Bethel Search And Rescue Says Early River Ice Conditions Look Better Than Last Year

Nov 20, 2019

On the left is a picture of Kuskokwak Slough on Nov. 19, 2018. On the right is a picture of the same area on Nov. 18, 2019.
Credit Mark Leary / Bethel Search and Rescue

Despite a late freeze-up again this year, the Kuskokwim River looks different than it did at this time last year - in a good way. But Bethel Search and Rescue doesn’t think people should be revving up their snowmachines just yet. 

Bethel Seach and Rescue Volunteer Mark Leary says that it’s still early, and there are still lots of small openings up and down the river. There’s an opening on Straight Slough that’s not small at all.

“Just about the entire slough from the upper end to the lower end is wide open,” Leary said.

Leary says that the other danger right now is shell ice. That’s when the water level below the ice drops, leaving a thin sheet with open water underneath. He says that this occurs most frequently around the riverbank where you get on and off the main ice. Leary is also worried about all the snow that came down yesterday.

“This is exactly the kind of weather we did not want yet,” Leary said. “The snow insulates the ice from the cold.” 

Despite his concerns, Leary still couldn’t help but smile as he flew from the Johnson River up to Tuluksak on Monday.

“I was so happy with what we saw from the air yesterday. Just happy,” Leary said. “Looking forward to maybe we’re gonna have a normal, is there such a thing? Normal winter?” 

Leary compares pictures of the river from the same time last year. This year’s pictures feature considerably less open water.

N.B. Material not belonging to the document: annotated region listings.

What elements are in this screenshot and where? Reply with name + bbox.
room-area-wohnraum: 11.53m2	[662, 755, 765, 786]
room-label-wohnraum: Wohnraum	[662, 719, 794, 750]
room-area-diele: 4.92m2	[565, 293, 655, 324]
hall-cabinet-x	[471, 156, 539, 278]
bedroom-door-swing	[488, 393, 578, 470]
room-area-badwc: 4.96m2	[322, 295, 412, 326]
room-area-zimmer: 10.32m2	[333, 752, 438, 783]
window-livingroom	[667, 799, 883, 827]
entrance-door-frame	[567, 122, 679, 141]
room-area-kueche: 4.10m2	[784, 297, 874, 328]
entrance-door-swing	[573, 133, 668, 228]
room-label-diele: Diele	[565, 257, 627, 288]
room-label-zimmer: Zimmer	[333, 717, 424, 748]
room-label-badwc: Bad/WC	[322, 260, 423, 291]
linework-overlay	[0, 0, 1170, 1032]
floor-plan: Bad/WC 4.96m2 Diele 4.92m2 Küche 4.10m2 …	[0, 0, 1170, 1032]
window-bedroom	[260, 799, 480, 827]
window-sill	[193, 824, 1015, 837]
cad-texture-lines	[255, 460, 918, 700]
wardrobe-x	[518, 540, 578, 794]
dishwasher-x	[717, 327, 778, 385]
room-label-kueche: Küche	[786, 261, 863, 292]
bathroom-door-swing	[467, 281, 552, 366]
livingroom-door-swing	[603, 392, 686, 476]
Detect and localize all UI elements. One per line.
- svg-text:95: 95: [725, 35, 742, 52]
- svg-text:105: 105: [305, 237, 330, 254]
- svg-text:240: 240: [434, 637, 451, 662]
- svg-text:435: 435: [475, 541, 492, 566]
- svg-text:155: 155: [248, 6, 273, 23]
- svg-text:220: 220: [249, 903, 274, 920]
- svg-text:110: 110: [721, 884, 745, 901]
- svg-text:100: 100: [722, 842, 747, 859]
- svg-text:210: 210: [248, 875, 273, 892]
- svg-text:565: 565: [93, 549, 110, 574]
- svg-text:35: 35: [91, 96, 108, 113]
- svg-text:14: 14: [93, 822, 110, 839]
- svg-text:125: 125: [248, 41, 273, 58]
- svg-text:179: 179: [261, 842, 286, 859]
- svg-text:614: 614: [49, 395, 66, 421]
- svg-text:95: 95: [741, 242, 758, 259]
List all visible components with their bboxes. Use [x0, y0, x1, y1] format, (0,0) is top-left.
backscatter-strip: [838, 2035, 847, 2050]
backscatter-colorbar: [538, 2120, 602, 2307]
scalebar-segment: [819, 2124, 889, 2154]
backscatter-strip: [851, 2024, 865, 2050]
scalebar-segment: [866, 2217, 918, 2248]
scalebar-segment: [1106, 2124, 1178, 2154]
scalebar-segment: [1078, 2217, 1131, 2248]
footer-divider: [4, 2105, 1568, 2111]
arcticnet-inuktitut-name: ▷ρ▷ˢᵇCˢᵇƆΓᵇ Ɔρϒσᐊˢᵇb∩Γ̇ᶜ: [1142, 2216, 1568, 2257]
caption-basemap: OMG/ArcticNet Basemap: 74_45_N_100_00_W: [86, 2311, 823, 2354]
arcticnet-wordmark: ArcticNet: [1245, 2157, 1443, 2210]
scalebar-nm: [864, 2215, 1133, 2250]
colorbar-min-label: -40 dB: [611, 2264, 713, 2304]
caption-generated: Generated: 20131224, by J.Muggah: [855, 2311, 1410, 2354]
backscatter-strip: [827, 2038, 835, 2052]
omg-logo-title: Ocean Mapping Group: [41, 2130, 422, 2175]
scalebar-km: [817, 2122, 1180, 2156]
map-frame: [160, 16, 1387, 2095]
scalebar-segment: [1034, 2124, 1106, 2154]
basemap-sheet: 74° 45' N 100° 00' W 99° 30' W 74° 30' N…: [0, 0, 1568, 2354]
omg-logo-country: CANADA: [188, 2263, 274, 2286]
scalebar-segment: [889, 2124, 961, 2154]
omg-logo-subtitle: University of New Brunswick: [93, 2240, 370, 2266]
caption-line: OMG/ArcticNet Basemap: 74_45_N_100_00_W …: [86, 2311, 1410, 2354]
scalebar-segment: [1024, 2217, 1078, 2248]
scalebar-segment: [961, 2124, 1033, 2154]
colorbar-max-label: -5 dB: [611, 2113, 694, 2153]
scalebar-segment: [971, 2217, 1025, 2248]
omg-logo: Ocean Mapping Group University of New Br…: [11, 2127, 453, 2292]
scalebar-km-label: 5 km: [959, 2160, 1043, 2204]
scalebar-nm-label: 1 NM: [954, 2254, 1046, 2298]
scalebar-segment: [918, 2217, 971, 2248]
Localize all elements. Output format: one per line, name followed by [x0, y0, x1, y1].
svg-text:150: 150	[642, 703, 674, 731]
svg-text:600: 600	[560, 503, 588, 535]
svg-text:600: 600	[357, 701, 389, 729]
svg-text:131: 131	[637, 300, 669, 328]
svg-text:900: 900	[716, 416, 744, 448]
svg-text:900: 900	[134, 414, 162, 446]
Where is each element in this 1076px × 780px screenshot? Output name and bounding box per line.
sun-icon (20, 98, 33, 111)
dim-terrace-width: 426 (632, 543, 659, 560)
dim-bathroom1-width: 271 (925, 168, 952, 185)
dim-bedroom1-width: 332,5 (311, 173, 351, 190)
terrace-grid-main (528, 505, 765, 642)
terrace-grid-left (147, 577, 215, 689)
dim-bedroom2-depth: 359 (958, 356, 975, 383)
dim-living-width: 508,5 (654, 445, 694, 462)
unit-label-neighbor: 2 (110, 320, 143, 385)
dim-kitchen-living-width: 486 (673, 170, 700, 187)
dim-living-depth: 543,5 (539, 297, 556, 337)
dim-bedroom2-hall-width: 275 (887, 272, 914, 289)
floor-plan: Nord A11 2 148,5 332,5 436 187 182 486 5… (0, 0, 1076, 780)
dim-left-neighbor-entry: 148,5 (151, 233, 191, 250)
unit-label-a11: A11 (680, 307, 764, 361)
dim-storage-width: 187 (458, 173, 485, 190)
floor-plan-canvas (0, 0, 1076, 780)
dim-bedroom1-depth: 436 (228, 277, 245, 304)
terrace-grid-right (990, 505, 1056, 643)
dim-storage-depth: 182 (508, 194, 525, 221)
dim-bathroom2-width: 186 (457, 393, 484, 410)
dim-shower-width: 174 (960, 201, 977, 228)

“Last year, Kuskokwak Slough, the whole length was wide open. This year it’s packed in very well with rough ice,” Leary said.

He also points out that the ice has lots of ridges this year. That rough ice, he says, is a good thing. 

“Rough ice is safer because it’s jumbled up and it’s generally thicker,” Leary explained.

He says that the ridges also force people to ride slower, so they have a better chance of seeing open holes. Leary says that in the next month, BSAR will start marking those holes with willow trees and reflective tape if they stay open. 

“Whenever you see willows on the ice close together, that’s an open water area or very thin ice. Stay away from it,” Leary warned.

Leary expects BSAR to have those areas marked by Christmas or earlier. He wants to give the ice more time to thicken before he goes out on the river. He says that BSAR will conduct another aerial survey from Tuluksak to Aniak later this week.